The problem we had above was that the variables that didn't matter had small but nonzero estimated parameters; and there were so many of them, that together they added up to something big.

Solution: "encourage" them to be small.

So, with a "penalty" the method instead maximizes the log-likelihood minus a "regularization" term that does the "encouraging". Options: $$\begin{aligned} \sum_j |b_j| \qquad & \text{"L1" or "$\ell_1$" or "lasso"}\\ \sum_j b_j^2 \qquad & \text{"L2" or "$\ell_2$" or "ridge" or "Tikhonov"} \end{aligned}$$

sklearn.linear_model.LogisticRegression(penalty="l1")

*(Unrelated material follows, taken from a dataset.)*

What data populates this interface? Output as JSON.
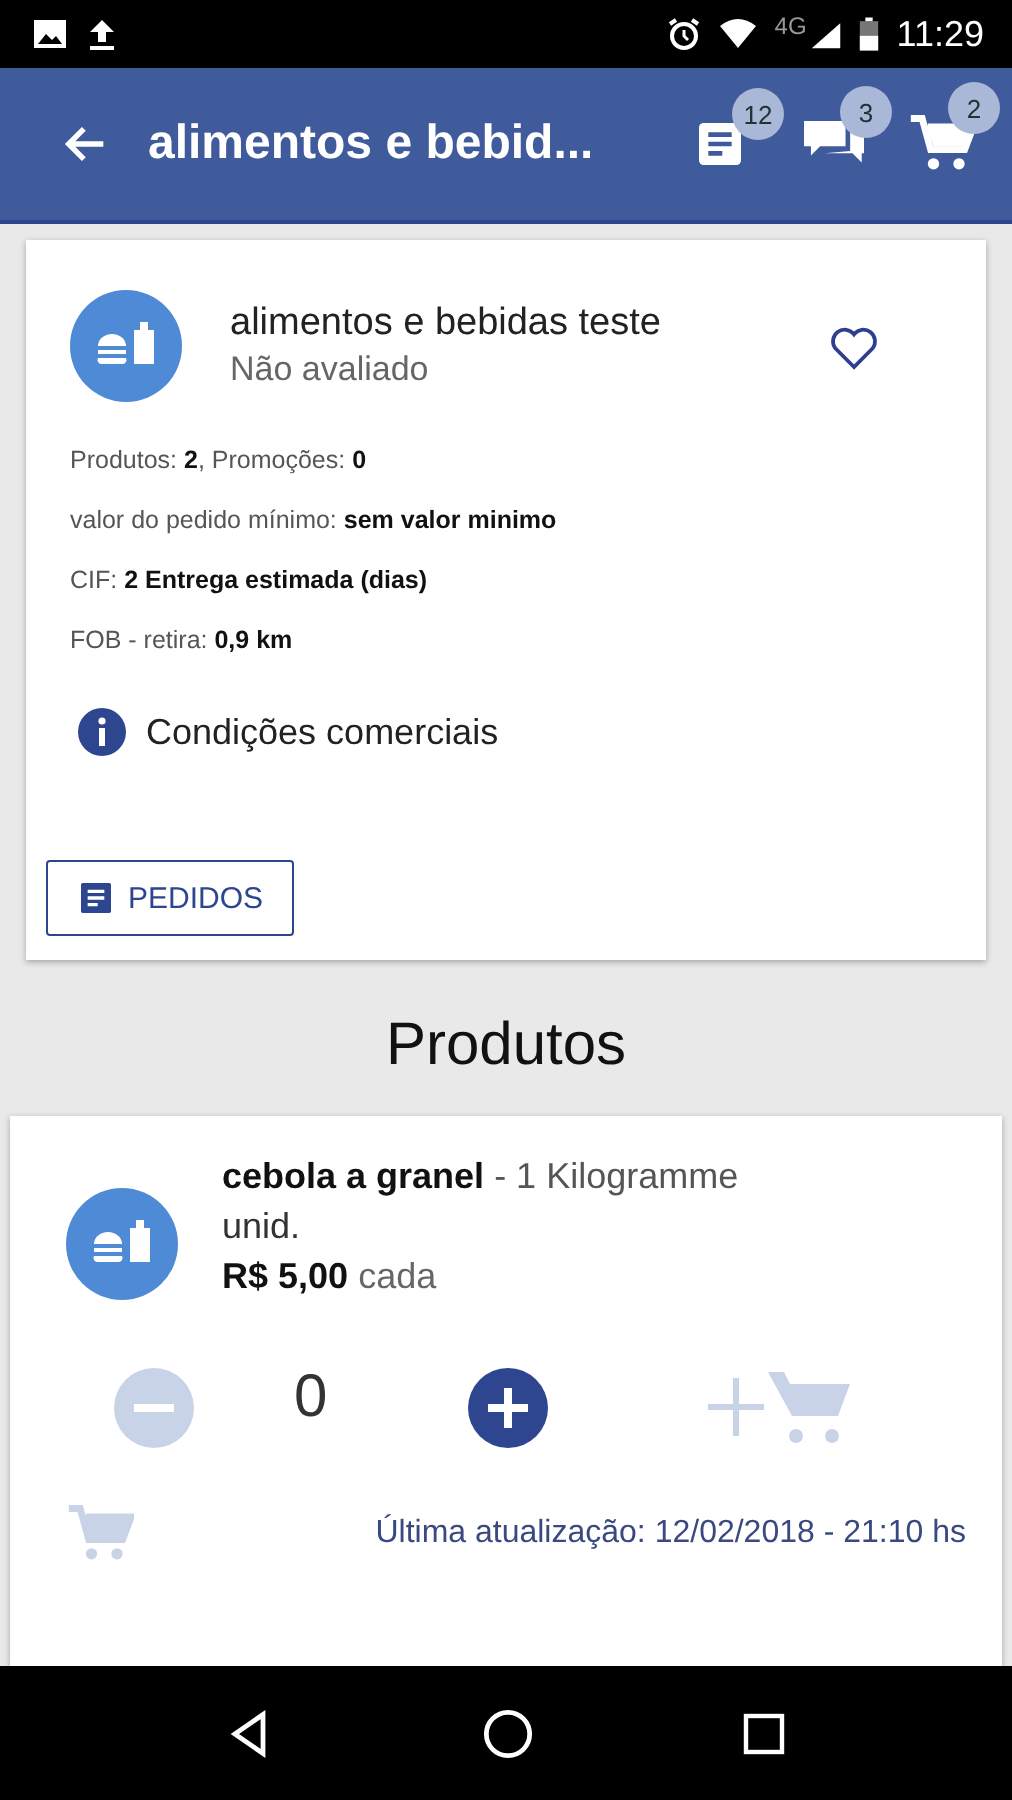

therefore finds the $b$ that maximizes $$ \sum_{i=1}^n \left\{ Y_i \log(p(X_i \cdot b)) + (N_i - Y_i) \log(1 - p(X_i \cdot b)) \right\} - \sum_j |b_j| . $$

The Lasso¶

Let's try out this scheme on our example data, using the Lasso, which fits a standard least-squares linear model but with a L1 penalty, minimizing $$ \sum_i (y_i - X_i \cdot b)^2 + \alpha \sum_j |b_j| . $$

In [10]:
from sklearn.linear_model import Lasso

ridge_crossval = pd.DataFrame()
for new_vars in np.linspace(0, 80, 9):
    new_x = rng.normal(size=(len(y), int(new_vars)))
    X = np.column_stack([x, new_x])
    xval = kfold(5, X, y, Lasso(alpha=.3))
    xval["new_vars"] = int(new_vars)
    ridge_crossval = pd.concat([ridge_crossval, xval])
In [11]:
ridge_crossval.groupby("new_vars").agg(np.mean).plot();
/tmp/ipykernel_1290415/3745485892.py:1: FutureWarning: The provided callable <function mean at 0x7f5258423420> is currently using DataFrameGroupBy.mean. In a future version of pandas, the provided callable will be used directly. To keep current behavior pass the string "mean" instead.
  ridge_crossval.groupby("new_vars").agg(np.mean).plot();
No description has been provided for this image

Test error is still consistently higher than training error - as we'd expect - but only slightly.

Exercise¶

Let's use crossvalidation to choose the strength of regularization (i.e., the $\alpha$ parameter in the lasso).

We'll apply it to the covid data above.